Beyond The Meme Ooze. Some thoughts on the Google Book-O-Sphere Singularity
I have become a Google Book miner. Over the past few months http://books.google.com/books has become my online destination of choice. Google has given us an full-text search of every text it can acquire. This has been a dream since the beginning of the internet, the digital library. I find that it has opened a vast amount of social historiography to me.
Some thoughts on harnessing the GoogleBook-o-Sphere
- I just use google-fu to narrow in on interesting social movements the 1840’s “free love” movement or radical pietism.
- The point is to work iteratively to narrow down to the interesting books.
- use quotations around a phrase to keep it narrow
- often an uncommon but specific term like owenite, prussianize or effeminist will pull up a vein to mine
- Historical figures like “Count Zinzendorf”, “Communist Church” or the Cockettes help
- A neighborhood (haight) or a city help to find a history which addresses the social movement I am interested in.
- I often experiment by adding a required intellectual landmark. Foucault and Habermas have each worked well because they have to be referred to when researching moral regulation or print-mediated publics, respectively.
- a technical term like governmentality works wonders, while “public sphere” has multiple meanings which produces a great deal of noise.
- a majority of Books have extensive section online as a Google Books preview.
- Sometimes I will also limit the search to recent books. They show lots of the original 1800’s books, but that is too in depth for know.
- I flip through the first 20 or so books in the search results and open up tabs for interesting books
- The books open the page with the search terms highlighted.
- By flipping between the open tabs, I weed out the books that are stating the obvious.
- If a book seems interesting I will search that one book for some unique term like chiliasm or “social discipline”.
- The in-book search gives all the different results in snippets.
- Reading through the snippets I find the juiciest pieces, and read that page and that area.
- Often I will find a few amazing books which talk about the phenomenon from different angle or perspectives.
- by surfing in between these tabs, I get a contextually rich new set of historical understanding, with many different links into my existing knowledge.
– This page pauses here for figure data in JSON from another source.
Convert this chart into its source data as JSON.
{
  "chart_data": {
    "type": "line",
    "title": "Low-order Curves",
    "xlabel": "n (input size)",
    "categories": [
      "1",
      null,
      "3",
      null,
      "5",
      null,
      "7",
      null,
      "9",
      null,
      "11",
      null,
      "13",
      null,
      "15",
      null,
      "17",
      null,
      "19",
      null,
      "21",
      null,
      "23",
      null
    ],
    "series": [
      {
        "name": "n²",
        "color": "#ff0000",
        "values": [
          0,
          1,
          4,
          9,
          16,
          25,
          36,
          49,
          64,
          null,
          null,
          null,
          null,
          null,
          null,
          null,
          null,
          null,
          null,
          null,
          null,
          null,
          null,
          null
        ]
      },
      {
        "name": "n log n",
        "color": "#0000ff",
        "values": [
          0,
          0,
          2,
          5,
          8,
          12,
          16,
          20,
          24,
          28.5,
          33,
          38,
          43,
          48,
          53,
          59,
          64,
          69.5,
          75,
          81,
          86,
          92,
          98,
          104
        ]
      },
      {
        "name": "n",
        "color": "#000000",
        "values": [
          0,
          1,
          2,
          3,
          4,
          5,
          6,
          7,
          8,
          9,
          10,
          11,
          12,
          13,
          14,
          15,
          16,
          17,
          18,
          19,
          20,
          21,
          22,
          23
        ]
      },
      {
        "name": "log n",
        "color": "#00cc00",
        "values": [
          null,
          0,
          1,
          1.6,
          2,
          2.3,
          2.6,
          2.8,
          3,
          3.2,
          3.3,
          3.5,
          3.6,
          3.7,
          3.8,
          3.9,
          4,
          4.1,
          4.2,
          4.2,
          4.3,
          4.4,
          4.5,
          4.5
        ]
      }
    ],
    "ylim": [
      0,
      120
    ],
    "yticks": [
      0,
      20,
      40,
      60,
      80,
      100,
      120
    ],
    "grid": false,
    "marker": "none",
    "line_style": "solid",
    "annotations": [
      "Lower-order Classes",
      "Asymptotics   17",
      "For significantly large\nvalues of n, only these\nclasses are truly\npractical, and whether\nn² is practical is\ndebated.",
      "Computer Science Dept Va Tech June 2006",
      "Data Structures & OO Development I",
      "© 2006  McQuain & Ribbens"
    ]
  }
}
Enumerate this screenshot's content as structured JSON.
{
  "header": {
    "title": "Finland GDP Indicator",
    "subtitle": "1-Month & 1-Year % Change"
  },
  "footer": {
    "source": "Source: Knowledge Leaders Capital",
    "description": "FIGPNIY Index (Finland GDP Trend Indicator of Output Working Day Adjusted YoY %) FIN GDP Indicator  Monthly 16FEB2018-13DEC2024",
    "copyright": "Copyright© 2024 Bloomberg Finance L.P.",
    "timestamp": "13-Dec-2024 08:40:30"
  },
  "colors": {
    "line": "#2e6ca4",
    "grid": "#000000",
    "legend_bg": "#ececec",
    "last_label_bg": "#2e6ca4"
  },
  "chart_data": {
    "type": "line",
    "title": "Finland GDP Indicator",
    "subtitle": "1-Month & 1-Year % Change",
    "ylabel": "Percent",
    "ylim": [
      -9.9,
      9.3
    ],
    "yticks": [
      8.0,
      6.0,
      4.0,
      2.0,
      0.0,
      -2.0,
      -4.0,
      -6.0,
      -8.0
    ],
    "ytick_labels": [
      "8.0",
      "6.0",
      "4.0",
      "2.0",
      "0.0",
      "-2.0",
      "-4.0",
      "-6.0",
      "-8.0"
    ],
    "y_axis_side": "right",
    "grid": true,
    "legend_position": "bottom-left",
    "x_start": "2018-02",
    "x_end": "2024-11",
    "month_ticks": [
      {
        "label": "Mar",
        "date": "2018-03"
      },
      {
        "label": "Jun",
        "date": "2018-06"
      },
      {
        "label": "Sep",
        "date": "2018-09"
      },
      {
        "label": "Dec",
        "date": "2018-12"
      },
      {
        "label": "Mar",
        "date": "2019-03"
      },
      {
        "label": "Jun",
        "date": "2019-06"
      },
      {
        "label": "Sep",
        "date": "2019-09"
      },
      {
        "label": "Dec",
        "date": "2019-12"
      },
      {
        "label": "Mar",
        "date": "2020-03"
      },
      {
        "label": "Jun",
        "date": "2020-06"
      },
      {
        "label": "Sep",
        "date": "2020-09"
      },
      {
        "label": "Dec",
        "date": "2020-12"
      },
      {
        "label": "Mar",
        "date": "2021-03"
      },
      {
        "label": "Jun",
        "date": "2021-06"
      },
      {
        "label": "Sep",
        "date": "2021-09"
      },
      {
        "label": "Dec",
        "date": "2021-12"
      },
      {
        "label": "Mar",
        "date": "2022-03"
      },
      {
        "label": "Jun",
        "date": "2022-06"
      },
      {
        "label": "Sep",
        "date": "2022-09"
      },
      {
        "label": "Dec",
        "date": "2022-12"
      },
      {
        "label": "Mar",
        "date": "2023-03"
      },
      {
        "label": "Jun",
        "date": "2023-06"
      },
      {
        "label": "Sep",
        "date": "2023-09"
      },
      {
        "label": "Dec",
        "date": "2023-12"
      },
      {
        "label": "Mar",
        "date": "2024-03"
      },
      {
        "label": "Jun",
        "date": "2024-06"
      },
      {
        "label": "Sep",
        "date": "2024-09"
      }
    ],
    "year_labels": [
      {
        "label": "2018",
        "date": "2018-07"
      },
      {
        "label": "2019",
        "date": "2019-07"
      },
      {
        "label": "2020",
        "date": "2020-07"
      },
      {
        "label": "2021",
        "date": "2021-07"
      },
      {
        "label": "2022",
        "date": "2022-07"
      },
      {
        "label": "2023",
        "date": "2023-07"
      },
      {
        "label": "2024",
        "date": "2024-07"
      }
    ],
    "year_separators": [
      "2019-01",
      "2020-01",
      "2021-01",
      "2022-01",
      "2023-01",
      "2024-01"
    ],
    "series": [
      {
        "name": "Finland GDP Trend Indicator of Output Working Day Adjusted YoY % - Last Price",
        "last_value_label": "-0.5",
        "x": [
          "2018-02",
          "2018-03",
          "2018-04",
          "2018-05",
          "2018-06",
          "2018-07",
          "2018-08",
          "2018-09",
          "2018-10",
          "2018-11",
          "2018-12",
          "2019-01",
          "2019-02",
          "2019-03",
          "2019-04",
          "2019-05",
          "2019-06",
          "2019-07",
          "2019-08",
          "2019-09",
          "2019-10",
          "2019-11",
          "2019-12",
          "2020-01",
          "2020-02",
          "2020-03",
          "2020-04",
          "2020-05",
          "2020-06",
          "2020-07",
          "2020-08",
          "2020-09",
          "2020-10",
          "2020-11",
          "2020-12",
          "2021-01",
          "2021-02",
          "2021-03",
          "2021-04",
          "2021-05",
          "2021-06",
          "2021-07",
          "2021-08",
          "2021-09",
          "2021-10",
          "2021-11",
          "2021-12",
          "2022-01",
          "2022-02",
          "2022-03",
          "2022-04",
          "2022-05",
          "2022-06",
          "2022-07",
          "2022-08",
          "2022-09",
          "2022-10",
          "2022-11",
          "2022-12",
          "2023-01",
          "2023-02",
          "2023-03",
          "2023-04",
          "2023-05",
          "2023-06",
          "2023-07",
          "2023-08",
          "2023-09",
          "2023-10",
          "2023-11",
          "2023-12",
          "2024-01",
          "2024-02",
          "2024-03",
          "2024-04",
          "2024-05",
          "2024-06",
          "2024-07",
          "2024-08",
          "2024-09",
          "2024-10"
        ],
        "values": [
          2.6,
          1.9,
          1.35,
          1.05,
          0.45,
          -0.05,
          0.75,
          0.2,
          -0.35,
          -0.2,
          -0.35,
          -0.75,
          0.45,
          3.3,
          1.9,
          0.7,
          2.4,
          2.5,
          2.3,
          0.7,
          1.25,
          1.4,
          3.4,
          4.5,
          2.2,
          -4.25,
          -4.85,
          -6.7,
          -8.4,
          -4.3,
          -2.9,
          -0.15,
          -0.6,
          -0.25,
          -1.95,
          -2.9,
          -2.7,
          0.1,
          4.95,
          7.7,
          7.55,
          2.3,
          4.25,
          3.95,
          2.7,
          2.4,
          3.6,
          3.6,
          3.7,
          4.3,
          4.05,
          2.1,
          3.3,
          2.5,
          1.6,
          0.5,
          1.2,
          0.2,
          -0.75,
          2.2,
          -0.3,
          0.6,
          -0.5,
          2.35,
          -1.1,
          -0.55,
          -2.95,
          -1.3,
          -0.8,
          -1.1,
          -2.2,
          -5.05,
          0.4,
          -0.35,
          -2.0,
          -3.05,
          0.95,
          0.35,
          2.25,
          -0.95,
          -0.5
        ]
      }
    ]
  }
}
- This method is very transversal. My method pulls in books which are in totally separate citation networks, disciplines and time periods.
- Many of them are orphans, because the vision did not fit with the economics of academic publishing
- Most of these books and ideas circulate only within the parallel world of the academy.
- A great deal of the best scholarship was never published in the USA.
- I add the best books to My Google Library. This keeps track since the titles are often very similar.
- The very best books I order through the Berkeley Public Library’s LINK+ inter library system. It is like netflix for books.
- often I turn out to be the second person who has ever read the book.
- Each book-o-sphere fragment supplies new questions to feed into the book-o-sphere search engine.
- I micro-blog screenshots of book fragments with short commentary and links back to the google books preview.
- This is a great way to share what I am reading, and put it into the context of my own learning process.
- The book-o-sphere fragments have a much higher cognitive and citational complexity that virtually anything written for the internet.
- Book-o-sphere micro-blogging ignores the boundary between academic and popular. It allows internet heretics like myself to find and knit together all of these amazing books which have been ignored or forgotten within academia.
- In reference to citizen journalism perhaps this should be called citizen historiography
- transversal reading between these texts has given me a new sense of types of history writing. by setting the texts next to each other I have learned to spot the economic reductionism of the so much recent writing or the gender reductionism of so much feminist history.
- I have also seen how different decades have distinct blindspots.
- This is possible because google books pulls out the relevant fragment from a book and puts it next to the fragment from a different author. Google does in a few seconds what would have taken days or weeks previously.
- Google Books is a singularity-level technology. But, people create singularities, not machines.